The analysis of the various indicators that intervene in bitcoin development in the cryptocurrency market allows us to evaluate the types of Bitcoin holders that exist and their capitalization in the short and long term.
These analyses have determined that the digital financial market is going through the coldest stage of the crypto winter.
Types of Bitcoin holders
There is a very particular way to identify the types of holders that exist in the cryptocurrency market and specifically for Bitcoin; this is usually conditioned based on the time in which they store their digital asset units.
There are long-term holders, all those investors who usually keep their funds invested in Bitcoin for over 150 days.
Unlike short-term holders, all those Bitcoin users can store their cryptocurrency units in less than 150 days.
It is interesting to know this information since various benefits are generated from it about the rewards that this type of investor can obtain.
One of the most efficient methods in the digital financial market to control the volatility factor is the financial strategy known as HODL, which is nothing more than buying and storing cryptocurrencies for the long term.
This strategy benefits investors in the long term because Bitcoin is constantly changing concerning its price, making investors maintain high anxiety levels and more quickly develop the fear of losing everything.
For short-term holders, the situation is usually different because their investment portfolio is closely linked to changes in the trend of the cryptocurrency financial market.
What is happening with the Holders in the long term?

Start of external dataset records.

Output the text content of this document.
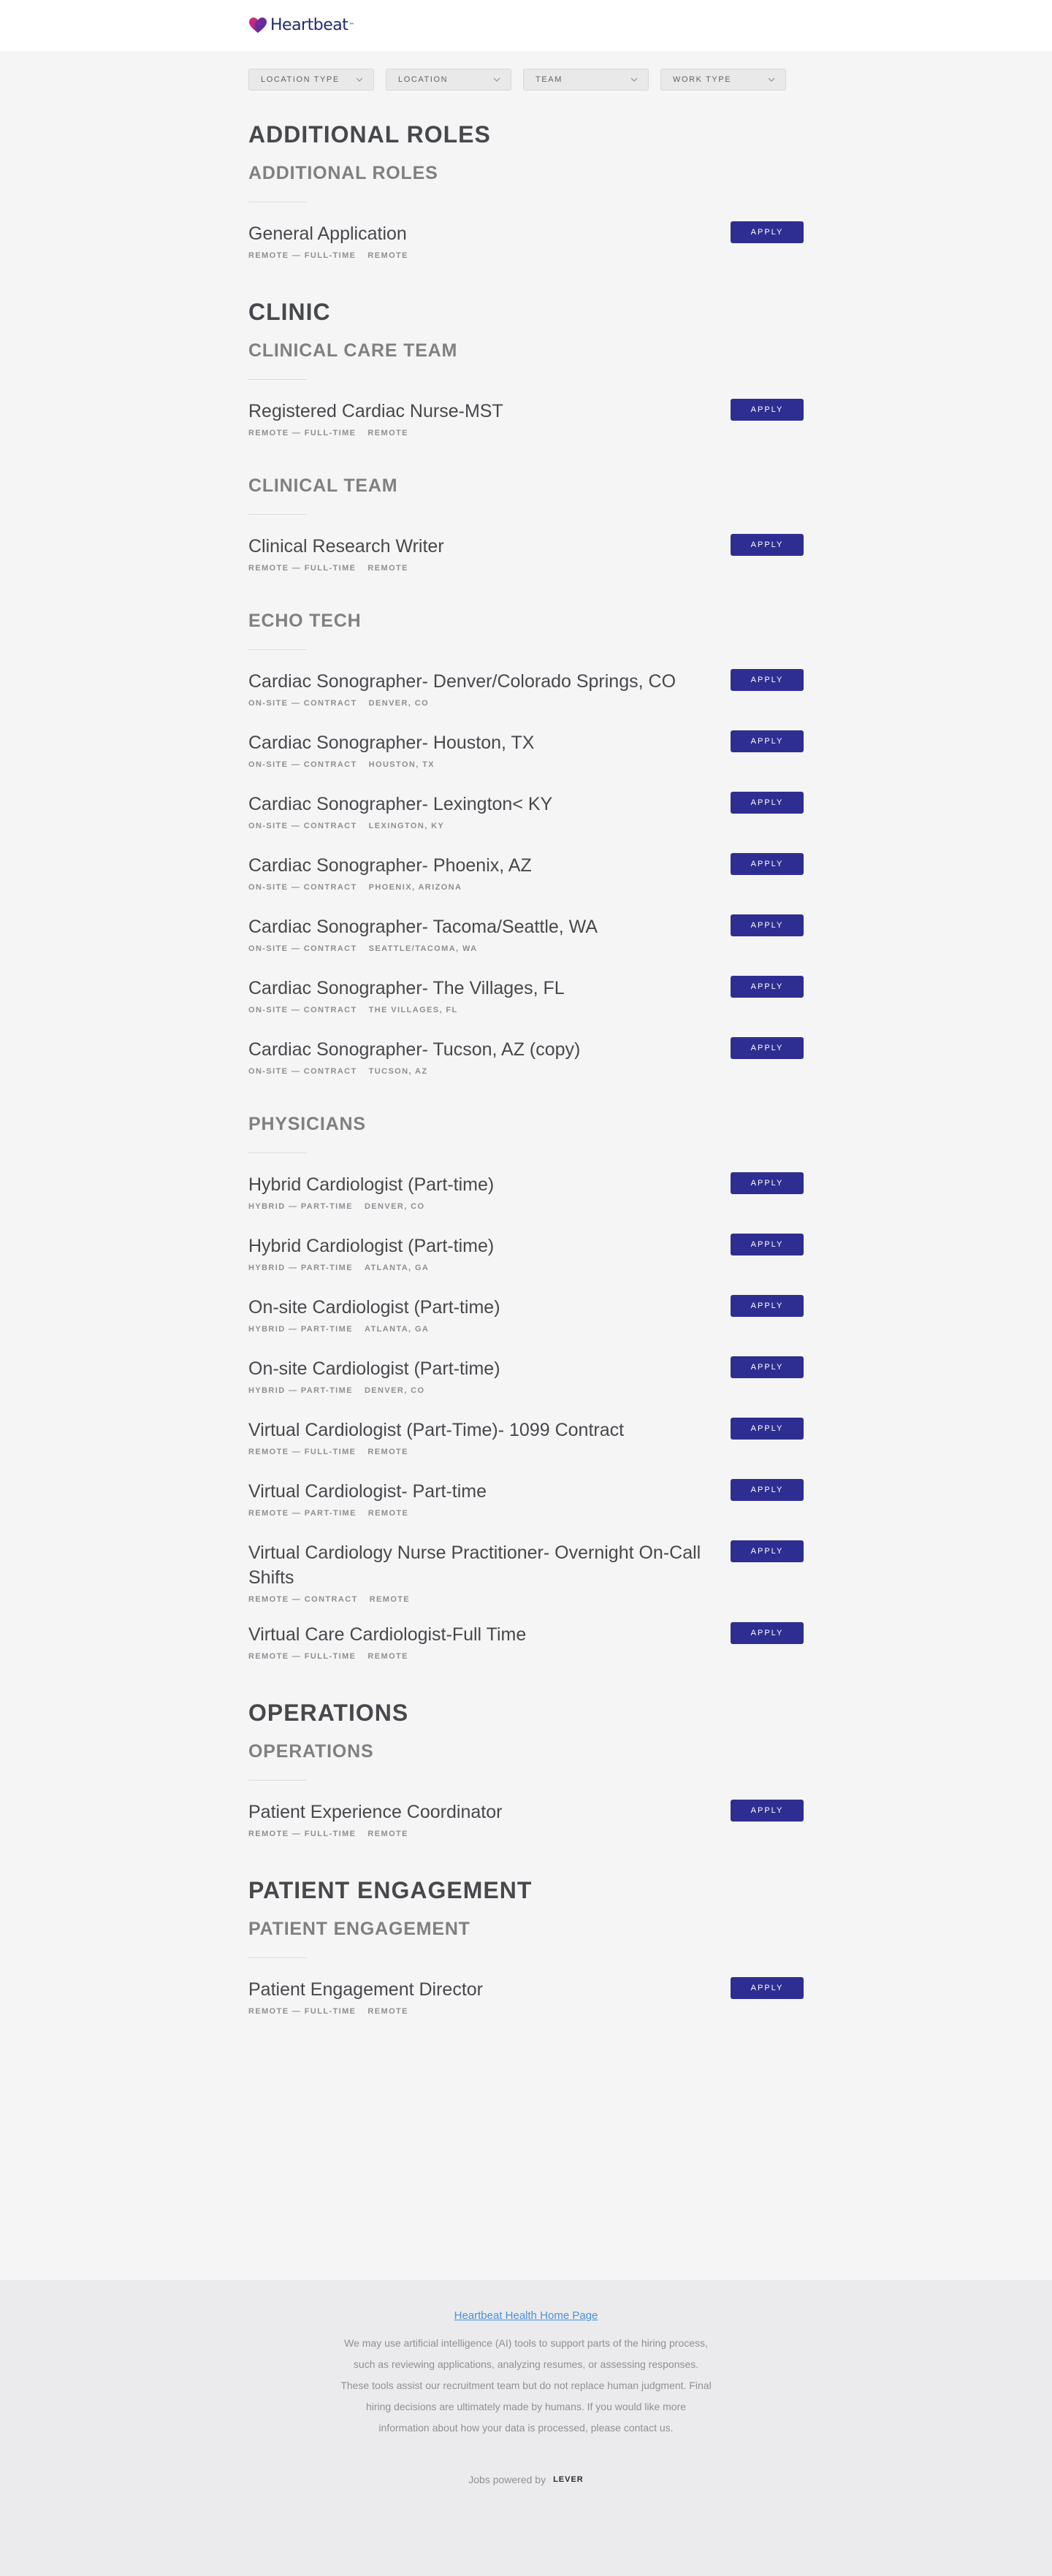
Heartbeat™
LOCATION TYPE	LOCATION	TEAM	WORK TYPE
ADDITIONAL ROLES
ADDITIONAL ROLES
General Application
REMOTE — FULL-TIME REMOTE
APPLY
CLINIC
CLINICAL CARE TEAM
Registered Cardiac Nurse-MST
REMOTE — FULL-TIME REMOTE
APPLY
CLINICAL TEAM
Clinical Research Writer
REMOTE — FULL-TIME REMOTE
APPLY
ECHO TECH
Cardiac Sonographer- Denver/Colorado Springs, CO
ON-SITE — CONTRACT DENVER, CO
APPLY
Cardiac Sonographer- Houston, TX
ON-SITE — CONTRACT HOUSTON, TX
APPLY
Cardiac Sonographer- Lexington< KY
ON-SITE — CONTRACT LEXINGTON, KY
APPLY
Cardiac Sonographer- Phoenix, AZ
ON-SITE — CONTRACT PHOENIX, ARIZONA
APPLY
Cardiac Sonographer- Tacoma/Seattle, WA
ON-SITE — CONTRACT SEATTLE/TACOMA, WA
APPLY
Cardiac Sonographer- The Villages, FL
ON-SITE — CONTRACT THE VILLAGES, FL
APPLY
Cardiac Sonographer- Tucson, AZ (copy)
ON-SITE — CONTRACT TUCSON, AZ
APPLY
PHYSICIANS
Hybrid Cardiologist (Part-time)
HYBRID — PART-TIME DENVER, CO
APPLY
Hybrid Cardiologist (Part-time)
HYBRID — PART-TIME ATLANTA, GA
APPLY
On-site Cardiologist (Part-time)
HYBRID — PART-TIME ATLANTA, GA
APPLY
On-site Cardiologist (Part-time)
HYBRID — PART-TIME DENVER, CO
APPLY
Virtual Cardiologist (Part-Time)- 1099 Contract
REMOTE — FULL-TIME REMOTE
APPLY
Virtual Cardiologist- Part-time
REMOTE — PART-TIME REMOTE
APPLY
Virtual Cardiology Nurse Practitioner- Overnight On-Call Shifts
REMOTE — CONTRACT REMOTE
APPLY
Virtual Care Cardiologist-Full Time
REMOTE — FULL-TIME REMOTE
APPLY
OPERATIONS
OPERATIONS
Patient Experience Coordinator
REMOTE — FULL-TIME REMOTE
APPLY
PATIENT ENGAGEMENT
PATIENT ENGAGEMENT
Patient Engagement Director
REMOTE — FULL-TIME REMOTE
APPLY
Heartbeat Health Home Page
We may use artificial intelligence (AI) tools to support parts of the hiring process, such as reviewing applications, analyzing resumes, or assessing responses. These tools assist our recruitment team but do not replace human judgment. Final hiring decisions are ultimately made by humans. If you would like more information about how your data is processed, please contact us.
Jobs powered by LEVER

Long-term holders (LTH) may also experience phases where the profits are not what they expect; it is evident in such a volatile financial market that these types of investments are not exempt from losses. However, they occur in a lesser proportion. LTH investors usually evaluate their profits and losses through a simple mathematical calculation relating to the digital asset’s purchase price and the digital asset’s sale price.
When the digital financial market enters an overheating stage, it is where LTHs tend to spend more, which refers to the fact that they buy cryptocurrencies in a more significant proportion. Therefore, the subsequent returns are higher in the bear phases market long-term holder investors experience losses because the possible sale prices are usually much lower than the initial value of the cryptocurrency.
If this is so, we could face a possible end of the crypto winter where more than one investor in the digital financial market will begin to see profits.
Where is the capitulation?
According to data that has left as a reference the bearish periods of 2012, 2015, and 2019, where the historical lows were below the acquisition price of digital currencies, the digital market could have touched its lowest floor when Bitcoin touched the price of 18,000 dollars.
It would imply an end to the downtrend because the capitulation of investors known as long-term holders would be going through the price that represented the limit between gains and losses in their investment; that is, they passed the barrier of purchase costs, which in itself is a price that does not generate utility.
Possibly the holders consider this a new investment opportunity because Bitcoin has proven to bottom out. Although usually, the capitulation stage is the one that shows the loss of interest in investments since the established goals were not achieved, the holders are a fundamental piece since they help develop that bottom level needed to make a trend reversal.
It may not happen from one day to the next, but the price levels that Bitcoin has reached during this bearish phase are pretty low. Therefore, the recovery can be slow and last up to months. To date, it has not been seen that Bitcoin does not recover, so everything is a matter of time and that all the investors that are part of the cryptographic ecosystem begin to operate traditionally to give a relevant change to the market in general.